Enfin un bon livre sur l’écologie politique !

Note de lecture :
De nouveaux défis pour l’écologie politique, par Alain Coulombel, éditions Utopia, mars 2019

L’auteur, je le connais bien : nous sommes tous deux membres du parti écologiste Europe Ecologie – Les Verts depuis longtemps et je crois que je n’ai jamais voté une seule fois la même chose que lui dans les votes internes ! Pour autant, je dois le reconnaître, son livre est le meilleur bouquin sur l’écologie politique qui soit sorti depuis longtemps.

Si l’on croule en effet sous les livres dénonçant l’état de la planète, l’état des inégalités, l’effondrement qui approche, etc. la plupart se contentent de dénoncer le système, et avec une grande paresse intellectuelle, s’abstiennent de fournir une analyse des causes profondes de la situation.

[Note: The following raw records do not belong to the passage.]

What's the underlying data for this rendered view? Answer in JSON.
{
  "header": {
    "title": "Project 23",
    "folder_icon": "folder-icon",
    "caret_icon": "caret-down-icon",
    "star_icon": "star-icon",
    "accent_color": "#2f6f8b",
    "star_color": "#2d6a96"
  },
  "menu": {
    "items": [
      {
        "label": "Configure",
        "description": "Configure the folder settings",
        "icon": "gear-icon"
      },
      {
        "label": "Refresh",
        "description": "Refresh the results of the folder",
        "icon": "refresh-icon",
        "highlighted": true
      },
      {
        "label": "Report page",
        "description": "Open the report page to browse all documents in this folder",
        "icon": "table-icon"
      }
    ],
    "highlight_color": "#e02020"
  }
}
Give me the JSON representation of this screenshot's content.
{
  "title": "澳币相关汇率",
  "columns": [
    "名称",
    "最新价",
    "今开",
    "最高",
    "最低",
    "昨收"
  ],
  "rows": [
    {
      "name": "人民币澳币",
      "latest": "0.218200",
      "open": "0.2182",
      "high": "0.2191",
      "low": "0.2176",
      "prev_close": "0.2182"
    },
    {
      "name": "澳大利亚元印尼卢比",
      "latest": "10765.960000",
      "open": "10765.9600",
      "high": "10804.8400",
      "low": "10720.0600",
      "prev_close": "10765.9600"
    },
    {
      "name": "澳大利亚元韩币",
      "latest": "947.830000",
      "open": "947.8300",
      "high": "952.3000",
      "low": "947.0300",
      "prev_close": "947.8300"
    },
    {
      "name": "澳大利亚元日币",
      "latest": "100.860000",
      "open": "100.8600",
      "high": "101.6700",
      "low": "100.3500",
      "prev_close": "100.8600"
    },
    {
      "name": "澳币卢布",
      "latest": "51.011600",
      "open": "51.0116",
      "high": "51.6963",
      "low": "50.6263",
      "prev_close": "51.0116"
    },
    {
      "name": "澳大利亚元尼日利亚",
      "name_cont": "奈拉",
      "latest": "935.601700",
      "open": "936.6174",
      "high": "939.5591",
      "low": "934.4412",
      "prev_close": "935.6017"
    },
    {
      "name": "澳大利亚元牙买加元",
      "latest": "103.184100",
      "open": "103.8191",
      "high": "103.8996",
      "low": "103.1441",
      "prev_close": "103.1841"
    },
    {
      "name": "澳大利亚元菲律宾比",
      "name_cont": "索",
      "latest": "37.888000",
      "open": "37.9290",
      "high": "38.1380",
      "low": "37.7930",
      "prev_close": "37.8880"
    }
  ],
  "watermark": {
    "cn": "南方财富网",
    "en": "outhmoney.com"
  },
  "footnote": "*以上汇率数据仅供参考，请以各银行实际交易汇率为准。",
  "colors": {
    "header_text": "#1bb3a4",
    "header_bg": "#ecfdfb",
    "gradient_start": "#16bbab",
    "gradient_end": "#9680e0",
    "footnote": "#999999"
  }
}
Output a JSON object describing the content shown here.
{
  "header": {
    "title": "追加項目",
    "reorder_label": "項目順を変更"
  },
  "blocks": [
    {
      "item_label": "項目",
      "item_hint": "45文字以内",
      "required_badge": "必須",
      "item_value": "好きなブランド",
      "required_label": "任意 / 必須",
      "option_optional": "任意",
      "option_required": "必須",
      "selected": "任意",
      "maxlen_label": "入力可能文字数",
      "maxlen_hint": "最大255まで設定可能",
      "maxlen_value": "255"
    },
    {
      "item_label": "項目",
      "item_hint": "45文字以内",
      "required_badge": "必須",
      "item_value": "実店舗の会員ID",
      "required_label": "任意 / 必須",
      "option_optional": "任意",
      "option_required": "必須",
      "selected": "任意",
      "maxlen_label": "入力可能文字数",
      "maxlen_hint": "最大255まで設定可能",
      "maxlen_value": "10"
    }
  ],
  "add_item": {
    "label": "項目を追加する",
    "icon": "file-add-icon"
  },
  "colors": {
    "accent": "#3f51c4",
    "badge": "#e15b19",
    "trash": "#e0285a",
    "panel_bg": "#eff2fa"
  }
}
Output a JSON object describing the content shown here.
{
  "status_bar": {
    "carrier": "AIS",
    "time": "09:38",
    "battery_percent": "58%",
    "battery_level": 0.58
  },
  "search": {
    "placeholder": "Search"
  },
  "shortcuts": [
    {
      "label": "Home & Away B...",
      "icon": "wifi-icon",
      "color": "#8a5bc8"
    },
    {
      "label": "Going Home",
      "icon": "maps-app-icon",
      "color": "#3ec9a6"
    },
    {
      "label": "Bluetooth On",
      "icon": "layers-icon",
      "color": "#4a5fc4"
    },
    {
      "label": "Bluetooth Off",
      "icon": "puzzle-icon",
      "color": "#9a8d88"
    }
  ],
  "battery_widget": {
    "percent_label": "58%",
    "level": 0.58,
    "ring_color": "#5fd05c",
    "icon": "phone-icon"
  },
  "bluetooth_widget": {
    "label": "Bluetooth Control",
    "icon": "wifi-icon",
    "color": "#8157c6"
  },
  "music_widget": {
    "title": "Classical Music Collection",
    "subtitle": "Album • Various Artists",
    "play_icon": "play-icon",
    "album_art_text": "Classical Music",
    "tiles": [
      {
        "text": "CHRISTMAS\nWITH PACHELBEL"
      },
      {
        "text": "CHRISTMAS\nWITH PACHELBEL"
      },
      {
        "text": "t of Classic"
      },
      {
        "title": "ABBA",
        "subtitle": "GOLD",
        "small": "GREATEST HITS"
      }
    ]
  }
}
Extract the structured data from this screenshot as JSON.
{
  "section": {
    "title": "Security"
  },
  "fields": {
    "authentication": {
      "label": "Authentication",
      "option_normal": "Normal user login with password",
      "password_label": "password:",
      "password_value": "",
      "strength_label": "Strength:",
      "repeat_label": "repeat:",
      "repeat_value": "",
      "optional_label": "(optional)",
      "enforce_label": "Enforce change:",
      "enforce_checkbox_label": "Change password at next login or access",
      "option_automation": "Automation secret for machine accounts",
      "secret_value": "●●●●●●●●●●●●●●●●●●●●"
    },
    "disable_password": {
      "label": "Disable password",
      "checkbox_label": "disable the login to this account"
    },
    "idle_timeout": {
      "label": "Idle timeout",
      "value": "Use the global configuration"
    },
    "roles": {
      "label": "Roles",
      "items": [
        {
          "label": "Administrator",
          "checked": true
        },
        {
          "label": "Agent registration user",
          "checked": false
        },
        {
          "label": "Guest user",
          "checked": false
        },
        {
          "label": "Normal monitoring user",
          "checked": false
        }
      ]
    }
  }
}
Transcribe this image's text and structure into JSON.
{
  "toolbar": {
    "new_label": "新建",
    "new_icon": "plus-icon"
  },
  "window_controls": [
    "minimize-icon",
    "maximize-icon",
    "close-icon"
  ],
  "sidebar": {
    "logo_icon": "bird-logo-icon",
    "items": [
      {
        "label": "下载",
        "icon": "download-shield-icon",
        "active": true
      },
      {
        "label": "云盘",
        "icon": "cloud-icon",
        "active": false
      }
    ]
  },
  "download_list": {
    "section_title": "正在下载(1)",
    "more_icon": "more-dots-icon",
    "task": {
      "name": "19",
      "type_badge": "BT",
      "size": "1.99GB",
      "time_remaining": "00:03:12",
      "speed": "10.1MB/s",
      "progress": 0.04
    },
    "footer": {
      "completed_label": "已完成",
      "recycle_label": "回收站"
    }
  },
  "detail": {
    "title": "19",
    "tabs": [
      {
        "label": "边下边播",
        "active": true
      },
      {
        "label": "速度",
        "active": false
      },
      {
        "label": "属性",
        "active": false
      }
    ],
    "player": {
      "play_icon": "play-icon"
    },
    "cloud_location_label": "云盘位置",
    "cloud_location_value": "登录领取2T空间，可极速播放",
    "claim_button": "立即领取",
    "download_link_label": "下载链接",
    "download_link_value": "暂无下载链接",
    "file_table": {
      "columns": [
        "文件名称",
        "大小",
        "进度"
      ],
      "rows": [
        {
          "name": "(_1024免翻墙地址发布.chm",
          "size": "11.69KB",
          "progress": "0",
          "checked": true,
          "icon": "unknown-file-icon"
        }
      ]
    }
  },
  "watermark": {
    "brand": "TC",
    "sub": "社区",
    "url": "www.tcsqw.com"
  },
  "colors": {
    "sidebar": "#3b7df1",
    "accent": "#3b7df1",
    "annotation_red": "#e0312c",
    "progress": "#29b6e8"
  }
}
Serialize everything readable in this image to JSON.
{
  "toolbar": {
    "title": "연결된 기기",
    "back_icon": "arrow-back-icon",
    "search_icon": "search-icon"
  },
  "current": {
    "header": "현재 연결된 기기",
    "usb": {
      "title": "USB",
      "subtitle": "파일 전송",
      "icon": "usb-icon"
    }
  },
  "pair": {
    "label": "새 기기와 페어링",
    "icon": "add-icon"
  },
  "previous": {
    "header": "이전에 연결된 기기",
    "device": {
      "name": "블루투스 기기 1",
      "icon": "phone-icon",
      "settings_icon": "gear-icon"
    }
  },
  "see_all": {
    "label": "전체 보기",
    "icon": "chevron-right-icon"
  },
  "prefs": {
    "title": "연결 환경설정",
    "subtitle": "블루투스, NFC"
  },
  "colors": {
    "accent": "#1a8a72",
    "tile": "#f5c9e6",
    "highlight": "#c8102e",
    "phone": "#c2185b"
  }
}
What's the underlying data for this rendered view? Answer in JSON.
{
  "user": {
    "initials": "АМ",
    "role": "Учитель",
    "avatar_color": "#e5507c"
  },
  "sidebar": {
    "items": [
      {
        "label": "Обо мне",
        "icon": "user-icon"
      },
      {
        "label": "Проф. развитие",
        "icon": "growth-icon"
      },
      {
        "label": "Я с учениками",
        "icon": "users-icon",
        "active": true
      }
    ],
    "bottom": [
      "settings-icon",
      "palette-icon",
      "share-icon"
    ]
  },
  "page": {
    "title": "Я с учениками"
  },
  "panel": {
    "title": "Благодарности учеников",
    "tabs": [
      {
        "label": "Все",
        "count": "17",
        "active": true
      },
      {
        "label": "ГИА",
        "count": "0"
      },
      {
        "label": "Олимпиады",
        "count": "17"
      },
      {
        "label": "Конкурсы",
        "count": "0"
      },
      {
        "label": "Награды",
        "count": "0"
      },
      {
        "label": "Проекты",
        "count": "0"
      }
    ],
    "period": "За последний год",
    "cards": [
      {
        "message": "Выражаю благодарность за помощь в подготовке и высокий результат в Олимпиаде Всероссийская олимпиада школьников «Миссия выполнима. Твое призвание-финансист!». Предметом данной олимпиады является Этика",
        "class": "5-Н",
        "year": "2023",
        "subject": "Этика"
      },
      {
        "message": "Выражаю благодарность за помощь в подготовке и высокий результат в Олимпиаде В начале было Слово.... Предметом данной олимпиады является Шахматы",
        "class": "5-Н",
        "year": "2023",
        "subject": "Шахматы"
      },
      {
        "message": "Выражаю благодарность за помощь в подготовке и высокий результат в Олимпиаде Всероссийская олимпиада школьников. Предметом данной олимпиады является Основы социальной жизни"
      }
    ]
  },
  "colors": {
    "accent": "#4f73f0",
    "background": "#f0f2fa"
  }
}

La réflexion d’Alain Coulombel échappe à ce reproche et propose une lecture intégrant les recherches actuelles en sciences humaines, notamment deux auteurs actuels essentiels, l’italien Giorgio Agamben et l’allemand Harmut Rosa.

Avec Agamben, Coulombel interroge les travaux de Michel Foucault sur la biopolitique, concept curieusement ignoré par le mouvement écologiste depuis Félix Guattari. Comment peut-on penser la composition et l’enchâssement des différents systèmes sociaux, techniques, linguistiques, juridiques, les « dispositifs » pour reprendre le terme de Michel Foucault, qui caractérisent notre organisation actuelle.

Quand Patrick le Lay, patron de TF1 énonce cyniquement que son métier est de « vendre du temps de cerveau disponible à Coca-Cola », quand le PDG de l’Oréal affirme que la pollution est bonne pour les affaires, la dénonciation ne suffit pas. Si nous voulons changer de monde, il faut changer les « dispositifs » qui nous ont mené à cette situation. Et d’abord les penser.

Ensuite, l’auteur ouvre un chantier intellectuel essentiel sur le temps. Notre organisation technique et sociale est basée sur l’accélération permanente, comme le montre Harmut Rosa dans ses travaux. Et bien sûr plus l’on accélère, moins on pense ! Comment repenser une nouvelle organisation du temps, une écologie du temps qui évite cette fuite en avant permanente, source tout autant de souffrances sociales que de destruction de la planète ?

Alors on peut regretter que l’auteur n’interroge pas assez des traditions anthropologiques autres que la tradition occidentale pour trouver des alternatives, et semble ignorer l’importance des travaux de Gilbert Simondon sur la philosophie de la technique, et sur l’individuation.

Mais il n’en reste pas moins qu’Alain Coulombel ouvre des champs de réflexions extrêmement important, et qui sont autant de défis pour le mouvement écologiste pour passer de la dénonciation prophétique à l’incarnation des solutions.